As I write this, GOP House whip Steve Scalise is in hot water over reports that he spoke to a group of racist poltroons in Louisiana twelve years ago. Whether it was an honest mistake, as Scalise plausibly claims, or a sign of something more nefarious, as his detractors hope, remains to be seen.
I excerpted those paragraphs to show how a grownup responds to incomplete stories.
Goldberg goes on to describe some of the many examples of liberal double-standards we all know and whine about.
I’ll skip to the heart of his case:
If you work from the dogmatic assumption that liberalism is morally infallible and that liberals are, by definition, pitted against sinister and — more importantly — powerful forces, then it’s easy to explain away what seem like double standards. Any lapse, error, or transgression by conservatives is evidence of their real nature, while similar lapses, errors, and transgressions by liberals are trivial when balanced against the fact that their hearts are in the right place.
Despite controlling the commanding heights of the culture — journalism, Hollywood, the arts, academia, and vast swaths of the corporate America they denounce — liberals have convinced themselves they are pitted against deeply entrenched powerful forces and that being a liberal is somehow brave. Obama, the twice-elected president of the United States, to this day speaks as if he’s some kind of underdog.

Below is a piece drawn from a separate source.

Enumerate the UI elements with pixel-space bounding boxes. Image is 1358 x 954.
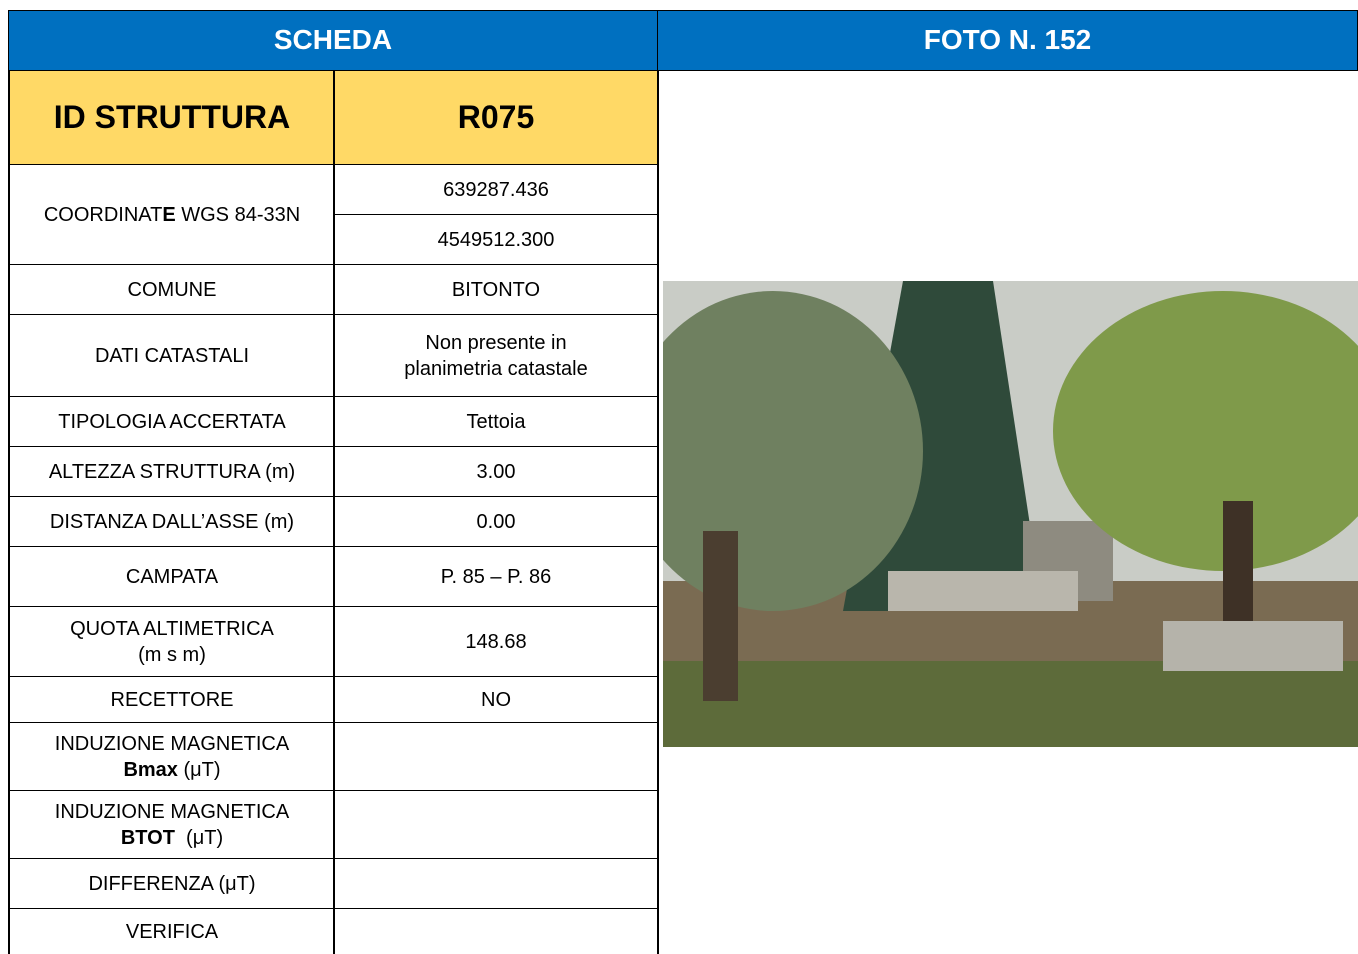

So why do we jump on stories like this rather than wait until we actually know what we’re talking about?
If your goal is to get in front of the story (whatever that means), you need to get in touch with reality.
Conservatives are never going to be in front of anything but a firing squad in the eyes of the narrative-keepers.
…why do we frame what we we think we should do solely in terms of political-journalistic optics, and not on doing the right thing?
Here’s what I said to one guy yesterday:
Let’s try this: Let’s try knowing what we’re talking about first, then doing the right thing because it’s the right thing to do.
In the long run, wouldn’t it be interesting to see what would happen if we developed a consistent, repeated pattern of integrity-based decision-making and behavior?
As opposed to habitually tossing people overboard when the narrative turns against them?
By the way, that’s how you build a prejudice-overcoming brand.
Consistently, over time, doing the right thing because it’s the right thing to do.
I missed catching Matt Lewis yesterday in the act of being adult:
Matt K. Lewis, Daily Caller: Some Conservatives Want Steve Scalise Gone (For All The Wrong Reasons)—
Is it possible a politician could speak at a meeting for a group called “EURO” where there were reportedly ”no banners, no paraphernalia that suggested a white nationalism conference” — and not realize the pernicious beliefs of the host? One assumes it’s possible.